Jタウンネット記者の取材に応じた名古屋市交通局・運輸課担当者によると、「名古屋城・市役所」や「名古屋城(市役所)」などの候補も出たが、結局、「名古屋城」駅に変え、「市役所」「県庁」は駅名標のみに小さく付記することに。

現・名古屋城(「おいでよ名古屋@おいなご」(@oinagoya)さんのツイートより)
現・名古屋城(「おいでよ名古屋@おいなご」(@oinagoya)さんのツイートより)

名古屋城の最寄り駅は、「名古屋城」。観光客も間違えて隣駅で降りることはなくなるだろう。

「熱田神宮西」駅と「熱田神宮伝馬町」駅

旧・神宮西(「おいでよ名古屋@おいなご」(@oinagoya)さんのツイートより)
旧・神宮西(「おいでよ名古屋@おいなご」(@oinagoya)さんのツイートより)

「観光客にわかりづらい」という指摘は、名古屋市のもう一つの代表的な観光地、「熱田神宮」についても上がっていたという。

熱田神宮の最寄り駅は、「神宮西」駅、「伝馬町」(てんまちょう)駅だったが、これでは観光客にはよく分からない、もっと分かりやすく、という要望もあったようだ。この問題を解消するため、「熱田神宮西」駅、「熱田神宮伝馬町」駅に改名されることになった。

現・熱田神宮西(「おいでよ名古屋@おいなご」(@oinagoya)さんのツイートより)
現・熱田神宮西(「おいでよ名古屋@おいなご」(@oinagoya)さんのツイートより)

スマホのマップアプリを片手に、地下鉄を乗り継いで名古屋の街を移動するのは、なかなかシンドイかもしれない。でも、「名古屋城」駅、「熱田神宮西」駅、「熱田神宮伝馬町」駅という名称があれば、なんとか自力で辿り着けるかも......。

一気に4駅の駅名変更は、観光客にとってはありがたい、「ラッキー!」な改革と言えるだろう。

仕上げは3日の終電後

現・熱田神宮伝馬町(「おいでよ名古屋@おいなご」(@oinagoya)さんのツイートより)
現・熱田神宮伝馬町(「おいでよ名古屋@おいなご」(@oinagoya)さんのツイートより)

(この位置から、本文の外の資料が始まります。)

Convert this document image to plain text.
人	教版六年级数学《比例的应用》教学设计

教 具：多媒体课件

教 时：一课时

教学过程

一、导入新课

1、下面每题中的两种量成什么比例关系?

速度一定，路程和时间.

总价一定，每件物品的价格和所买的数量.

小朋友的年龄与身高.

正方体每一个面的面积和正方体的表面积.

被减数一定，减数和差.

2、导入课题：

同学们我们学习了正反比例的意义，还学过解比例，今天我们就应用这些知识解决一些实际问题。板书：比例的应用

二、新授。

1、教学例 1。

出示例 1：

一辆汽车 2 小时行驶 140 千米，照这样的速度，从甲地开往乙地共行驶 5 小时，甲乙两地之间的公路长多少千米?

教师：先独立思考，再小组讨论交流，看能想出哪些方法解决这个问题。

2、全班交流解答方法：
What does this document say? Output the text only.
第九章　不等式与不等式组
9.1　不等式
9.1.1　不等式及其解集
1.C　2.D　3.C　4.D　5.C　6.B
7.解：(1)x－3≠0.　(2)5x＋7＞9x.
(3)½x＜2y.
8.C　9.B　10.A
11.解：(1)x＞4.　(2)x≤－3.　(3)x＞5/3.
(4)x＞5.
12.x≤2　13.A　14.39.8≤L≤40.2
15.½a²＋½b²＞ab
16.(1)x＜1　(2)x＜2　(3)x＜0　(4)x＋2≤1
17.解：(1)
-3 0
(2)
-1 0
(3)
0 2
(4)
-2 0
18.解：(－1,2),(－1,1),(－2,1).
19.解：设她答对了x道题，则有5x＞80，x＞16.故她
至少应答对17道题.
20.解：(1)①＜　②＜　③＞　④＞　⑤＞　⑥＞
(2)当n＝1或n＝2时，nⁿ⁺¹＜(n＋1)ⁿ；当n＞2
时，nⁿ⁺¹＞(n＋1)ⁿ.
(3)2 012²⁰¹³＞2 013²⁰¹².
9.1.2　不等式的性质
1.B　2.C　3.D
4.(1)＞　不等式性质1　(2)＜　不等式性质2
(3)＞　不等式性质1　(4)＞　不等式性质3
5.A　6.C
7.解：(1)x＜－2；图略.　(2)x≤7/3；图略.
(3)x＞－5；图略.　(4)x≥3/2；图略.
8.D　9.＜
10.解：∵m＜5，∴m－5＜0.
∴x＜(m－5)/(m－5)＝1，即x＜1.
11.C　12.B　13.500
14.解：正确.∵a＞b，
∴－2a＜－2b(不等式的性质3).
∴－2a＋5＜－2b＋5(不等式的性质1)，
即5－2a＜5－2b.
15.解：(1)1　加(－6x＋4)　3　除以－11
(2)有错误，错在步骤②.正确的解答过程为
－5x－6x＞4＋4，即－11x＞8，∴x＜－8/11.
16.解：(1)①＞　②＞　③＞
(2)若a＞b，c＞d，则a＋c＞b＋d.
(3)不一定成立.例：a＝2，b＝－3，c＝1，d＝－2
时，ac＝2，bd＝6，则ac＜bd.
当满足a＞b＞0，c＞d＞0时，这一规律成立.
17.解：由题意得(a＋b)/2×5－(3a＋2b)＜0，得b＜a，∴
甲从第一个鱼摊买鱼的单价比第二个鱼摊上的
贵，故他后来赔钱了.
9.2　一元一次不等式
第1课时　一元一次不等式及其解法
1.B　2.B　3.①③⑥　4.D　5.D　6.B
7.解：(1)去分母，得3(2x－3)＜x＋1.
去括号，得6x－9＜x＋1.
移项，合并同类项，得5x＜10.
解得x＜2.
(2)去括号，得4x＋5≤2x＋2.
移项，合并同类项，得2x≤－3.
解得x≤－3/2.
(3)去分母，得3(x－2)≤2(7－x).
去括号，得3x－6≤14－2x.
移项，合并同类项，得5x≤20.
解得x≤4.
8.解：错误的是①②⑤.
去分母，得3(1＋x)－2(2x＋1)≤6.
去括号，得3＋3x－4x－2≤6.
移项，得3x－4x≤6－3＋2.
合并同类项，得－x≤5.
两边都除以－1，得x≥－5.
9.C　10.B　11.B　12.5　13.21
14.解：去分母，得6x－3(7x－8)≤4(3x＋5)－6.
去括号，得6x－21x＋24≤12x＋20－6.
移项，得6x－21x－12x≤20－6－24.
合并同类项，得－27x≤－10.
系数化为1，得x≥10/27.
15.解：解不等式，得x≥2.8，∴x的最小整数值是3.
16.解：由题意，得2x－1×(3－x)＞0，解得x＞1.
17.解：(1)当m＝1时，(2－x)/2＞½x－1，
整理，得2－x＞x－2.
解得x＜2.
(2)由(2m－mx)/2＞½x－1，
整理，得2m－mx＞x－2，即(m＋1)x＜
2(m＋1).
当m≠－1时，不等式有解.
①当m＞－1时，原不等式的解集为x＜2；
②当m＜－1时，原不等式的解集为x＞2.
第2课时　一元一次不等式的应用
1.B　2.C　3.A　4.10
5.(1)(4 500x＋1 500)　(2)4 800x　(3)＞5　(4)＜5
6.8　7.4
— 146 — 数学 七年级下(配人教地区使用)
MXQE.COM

1月4日に駅名が変わったのだが、駅名標などの変更作業はどのように行ったのだろうか。名古屋市交通局運輸課担当者はこう語った。

「駅ホームの駅名標や路線図、時刻表などは、半月以上も前から、変更後の新表示を既に貼っておき、その上から部分的に変更前の表示のシールを貼っておりました。1月3日の終電の後に、シールをはがすという作業を行いました」(名古屋市交通局運輸課担当者)
旧・伝馬町(「おいでよ名古屋@おいなご」(@oinagoya)さんのツイートより)
旧・伝馬町(「おいでよ名古屋@おいなご」(@oinagoya)さんのツイートより)

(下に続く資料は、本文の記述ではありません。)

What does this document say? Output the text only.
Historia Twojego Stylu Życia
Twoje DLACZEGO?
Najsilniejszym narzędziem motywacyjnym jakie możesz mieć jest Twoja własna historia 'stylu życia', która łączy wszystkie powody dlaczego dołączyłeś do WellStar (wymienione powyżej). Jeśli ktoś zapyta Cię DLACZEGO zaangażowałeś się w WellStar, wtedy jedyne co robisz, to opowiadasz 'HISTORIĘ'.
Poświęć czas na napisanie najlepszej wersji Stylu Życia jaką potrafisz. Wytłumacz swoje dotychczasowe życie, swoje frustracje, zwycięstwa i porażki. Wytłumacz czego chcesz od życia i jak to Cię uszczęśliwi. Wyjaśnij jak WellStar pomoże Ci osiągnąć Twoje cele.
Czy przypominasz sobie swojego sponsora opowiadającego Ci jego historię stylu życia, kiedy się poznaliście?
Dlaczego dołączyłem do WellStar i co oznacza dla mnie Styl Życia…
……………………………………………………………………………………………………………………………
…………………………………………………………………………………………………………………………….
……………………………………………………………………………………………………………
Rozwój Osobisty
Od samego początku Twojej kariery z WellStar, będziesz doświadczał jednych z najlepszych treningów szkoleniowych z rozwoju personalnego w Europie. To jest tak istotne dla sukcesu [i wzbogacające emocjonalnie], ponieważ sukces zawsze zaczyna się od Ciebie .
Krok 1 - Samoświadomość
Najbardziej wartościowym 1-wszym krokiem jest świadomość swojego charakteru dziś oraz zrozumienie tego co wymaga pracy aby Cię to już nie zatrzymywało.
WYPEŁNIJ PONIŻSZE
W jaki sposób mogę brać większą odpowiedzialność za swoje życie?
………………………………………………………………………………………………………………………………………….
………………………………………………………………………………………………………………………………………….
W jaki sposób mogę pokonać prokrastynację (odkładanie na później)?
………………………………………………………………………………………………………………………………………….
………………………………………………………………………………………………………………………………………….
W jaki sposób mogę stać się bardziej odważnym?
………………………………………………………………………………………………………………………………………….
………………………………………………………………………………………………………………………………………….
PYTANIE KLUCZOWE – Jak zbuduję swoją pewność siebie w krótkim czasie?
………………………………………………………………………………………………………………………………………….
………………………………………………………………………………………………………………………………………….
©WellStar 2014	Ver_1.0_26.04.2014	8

つまり、相当前から、膨大な数の表示物の貼替えの準備が、用意周到に着々と進めてられてきたわけだ。

2026年には、名古屋市を中心に、愛知県内や、東海地方の各地で、夏季アジア競技大会・パラ大会の開催が予定されている。それに伴って、アジア諸国からの観光客の増加も期待されている。

名古屋を訪れたら、名古屋城や熱田神宮に行ってみたいはずだ。駅名が変わったことで、迷う人は減るだろう。それに「ここにあるんだ、行ってみようかな」と思い立つ人もいるかもしれない。